South Florida anglers got a shock this past weekend when they went to catch live bait at perhaps the most popular artificial reef in the region: Bug Light, a decommissioned navigational marker in Biscayne Bay off Cape Florida that has served as a haven for bait fish and roosting sea birds for decades, was gone.
“A sad, sad day,” Miami charterboat captain Terry Claus texted. “It affects the weekend fisherman as well as the charter boats that relied on the bait that congregated there. That was the best artificial reef we had out here and they just ripped it out and towed it off.”
The “they” Claus referred to was a contractor hired by the U.S. Coast Guard to demolish Bug Light due to “degradation to its structure,” according to Petty Officer Mark Barney, a Coast Guard spokesman. He said the tower will not be replaced.

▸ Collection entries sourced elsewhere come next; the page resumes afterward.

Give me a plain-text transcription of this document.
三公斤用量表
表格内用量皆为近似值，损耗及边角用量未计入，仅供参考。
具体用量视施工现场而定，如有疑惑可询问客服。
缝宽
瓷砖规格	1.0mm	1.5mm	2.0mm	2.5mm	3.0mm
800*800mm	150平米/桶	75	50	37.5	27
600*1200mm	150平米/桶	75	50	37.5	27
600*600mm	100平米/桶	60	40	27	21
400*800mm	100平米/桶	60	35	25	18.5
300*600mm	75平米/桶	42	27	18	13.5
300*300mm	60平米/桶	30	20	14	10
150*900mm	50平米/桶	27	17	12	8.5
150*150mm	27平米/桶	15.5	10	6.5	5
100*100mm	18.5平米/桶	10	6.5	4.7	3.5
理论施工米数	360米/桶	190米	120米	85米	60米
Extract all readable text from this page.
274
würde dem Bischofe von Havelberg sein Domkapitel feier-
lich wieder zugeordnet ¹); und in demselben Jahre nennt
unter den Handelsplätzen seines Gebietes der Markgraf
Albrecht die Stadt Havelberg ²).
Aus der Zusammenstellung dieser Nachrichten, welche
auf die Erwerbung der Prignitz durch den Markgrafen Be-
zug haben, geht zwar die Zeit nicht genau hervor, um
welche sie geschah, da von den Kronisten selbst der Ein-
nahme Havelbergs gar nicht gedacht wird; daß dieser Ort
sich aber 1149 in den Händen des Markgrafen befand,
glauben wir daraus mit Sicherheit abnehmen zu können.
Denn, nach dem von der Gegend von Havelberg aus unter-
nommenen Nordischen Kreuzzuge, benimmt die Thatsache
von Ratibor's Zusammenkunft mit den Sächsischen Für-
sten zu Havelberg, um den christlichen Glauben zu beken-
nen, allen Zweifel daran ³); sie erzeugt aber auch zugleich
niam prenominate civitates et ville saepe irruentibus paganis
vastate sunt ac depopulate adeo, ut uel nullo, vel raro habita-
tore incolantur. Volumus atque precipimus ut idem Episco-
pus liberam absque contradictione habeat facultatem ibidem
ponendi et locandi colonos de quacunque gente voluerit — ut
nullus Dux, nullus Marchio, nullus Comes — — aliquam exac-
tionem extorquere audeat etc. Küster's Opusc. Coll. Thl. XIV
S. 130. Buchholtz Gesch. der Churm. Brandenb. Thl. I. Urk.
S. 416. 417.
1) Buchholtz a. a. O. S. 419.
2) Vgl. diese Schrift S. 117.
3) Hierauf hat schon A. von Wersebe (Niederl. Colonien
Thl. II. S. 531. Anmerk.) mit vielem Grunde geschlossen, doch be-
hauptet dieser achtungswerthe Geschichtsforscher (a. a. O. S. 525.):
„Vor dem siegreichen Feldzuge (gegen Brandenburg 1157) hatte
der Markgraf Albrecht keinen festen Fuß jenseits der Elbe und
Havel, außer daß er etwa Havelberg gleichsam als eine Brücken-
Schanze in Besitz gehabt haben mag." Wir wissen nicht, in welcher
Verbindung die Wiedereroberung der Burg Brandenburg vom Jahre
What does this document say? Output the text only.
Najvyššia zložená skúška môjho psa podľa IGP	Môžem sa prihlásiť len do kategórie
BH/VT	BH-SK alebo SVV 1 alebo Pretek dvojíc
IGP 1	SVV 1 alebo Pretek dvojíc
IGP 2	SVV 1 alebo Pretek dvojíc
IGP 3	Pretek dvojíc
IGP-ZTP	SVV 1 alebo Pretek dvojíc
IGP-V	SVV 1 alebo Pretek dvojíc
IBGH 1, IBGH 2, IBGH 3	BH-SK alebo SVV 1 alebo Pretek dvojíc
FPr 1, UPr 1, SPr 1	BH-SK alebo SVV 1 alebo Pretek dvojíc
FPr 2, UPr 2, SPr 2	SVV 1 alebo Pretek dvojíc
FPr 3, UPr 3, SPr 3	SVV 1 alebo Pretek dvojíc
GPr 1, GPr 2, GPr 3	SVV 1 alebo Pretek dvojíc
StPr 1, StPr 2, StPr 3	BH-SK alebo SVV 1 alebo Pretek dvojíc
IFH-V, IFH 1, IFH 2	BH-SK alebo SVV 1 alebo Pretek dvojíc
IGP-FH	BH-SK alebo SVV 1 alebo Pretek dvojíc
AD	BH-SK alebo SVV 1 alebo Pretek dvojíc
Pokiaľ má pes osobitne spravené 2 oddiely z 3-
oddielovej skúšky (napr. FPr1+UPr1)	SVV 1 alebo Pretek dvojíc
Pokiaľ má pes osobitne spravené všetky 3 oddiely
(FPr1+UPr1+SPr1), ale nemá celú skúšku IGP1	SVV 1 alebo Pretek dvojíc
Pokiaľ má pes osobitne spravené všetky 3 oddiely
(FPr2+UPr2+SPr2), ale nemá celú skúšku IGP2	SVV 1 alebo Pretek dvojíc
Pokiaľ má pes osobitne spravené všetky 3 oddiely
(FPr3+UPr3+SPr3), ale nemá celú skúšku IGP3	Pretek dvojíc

Even though fishermen traveled from as far away as Palm Beach and Islamorada to catch pilchards, threadfin herring, speedos and other bait fish at the old tower, few knew about the plans to remove it. Miami Beach environmental activist captain Dan Kipnis said he tried to find a private corporation to take over maintenance of the structure, “but I couldn’t get any traction.”
Several other popular inshore bait-fishing spots also are about to disappear.
The Coast Guard contracted with Hallandale Beach-based Shoreline Foundation Inc., to remove six range markers that guide big ships through Government Cut to the Port of Miami at night. Four of the towers have stood for more than 50 years; the other two are temporary. The four new structures will be tall, thin pipes replacing the bulkier platforms with legs that attract marine life.
Shoreline spokesman Ben Mostkoff said the company won’t remove the old markers until about mid-September. Completion of the project, he said, would come around the end of October.
Mostkoff, who worked as Miami-Dade County’s artificial reef chief from the 1980s through early ’90s, wants to turn the former markers into havens for fish and other sea creatures, even though the company’s contract calls for disposing of them on land.
“While it calls for placing them in garbage containers, we are pursuing the option of using them for artificial reef material,” he said.
Meanwhile, navigational markers in Everglades National Park also are on the chopping block. The Coast Guard published a Notice to Mariners last week saying it is considering transferring ownership of a number of aids to navigation to the National Park Service. It is also contemplating removing all markers that guide boaters through the shallows of the Flamingo region from Coot Bay to near the mouth of the Little Shark River.